Others believe that the SA20 is problematic because it ignores transformation. This is equally foolish. The franchise owners are not obligated to make sure they purchase an adequate number of black and brown players. The CSA must make sure there are enough black and brown players who are worth buying. The uncomfortable fact is that change, as it is applied in South African cricket, has not succeeded in producing enough top-notch players to make the game more representative of the country its teams represent. That is neither the SA20’s fault nor a matter for it to handle. It’s CSA, but it isn’t the only difficulty they will face. The fact that the SA20 took an eight-day vacation after 22 games to make room for the men’s ODI series against England caused a sigh throughout the nation and should serve as a warning: if you give people something better to watch, don’t be surprised when you take it away. And don’t mistake loyalty for patriotism.
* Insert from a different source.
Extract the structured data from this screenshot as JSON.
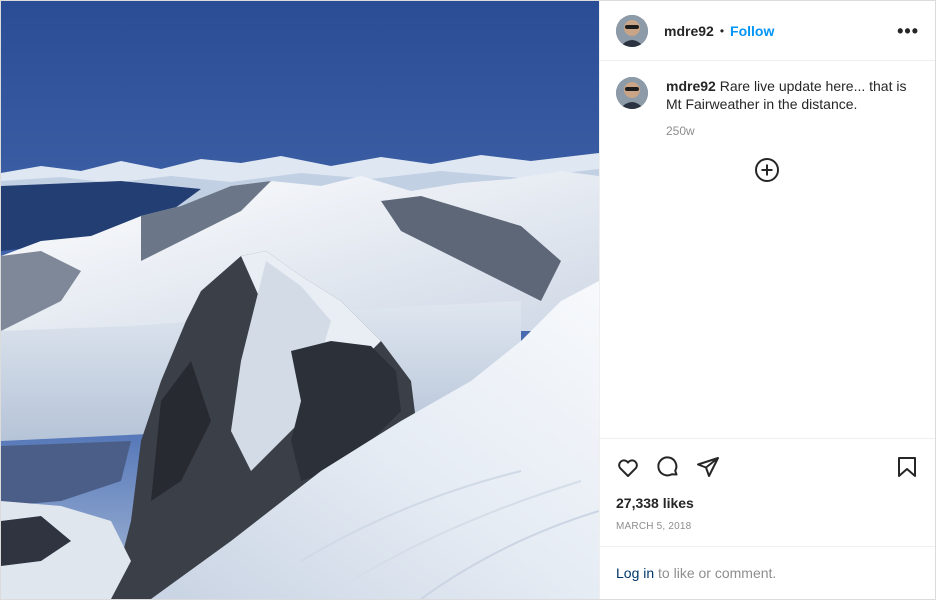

To win the series, the South Africans put on their best white-ball performance in a number of seasons, maybe as a result of the SA20 lifting everyone’s spirits. But in the T20 Women’s World Cup opener against Sri Lanka on Friday at Newlands, it was back to earth with a jolt. A poor performance brought South Africa one more defeat away from battling to make it out of the group stage. A glimmer of hope was provided by the fact that New Zealand, their opponents at Boland Park on Monday, had similarly messed up their opening match, against Australia on Saturday. However, in their previous twelve T20I matches against New Zealand, South Africa had only won two of them, and never when they had batted first. They weren’t very confident in their score of 132/6, which was helped by the Kiwis losing four catches in the final five overs. Only for New Zealand to falter to 18/4 after five overs and be dismissed for 67. The home team’s early elimination from the competition was avoided, at least until they faced the Australians, every team’s dreaded foe, at St. George’s Park on Saturday.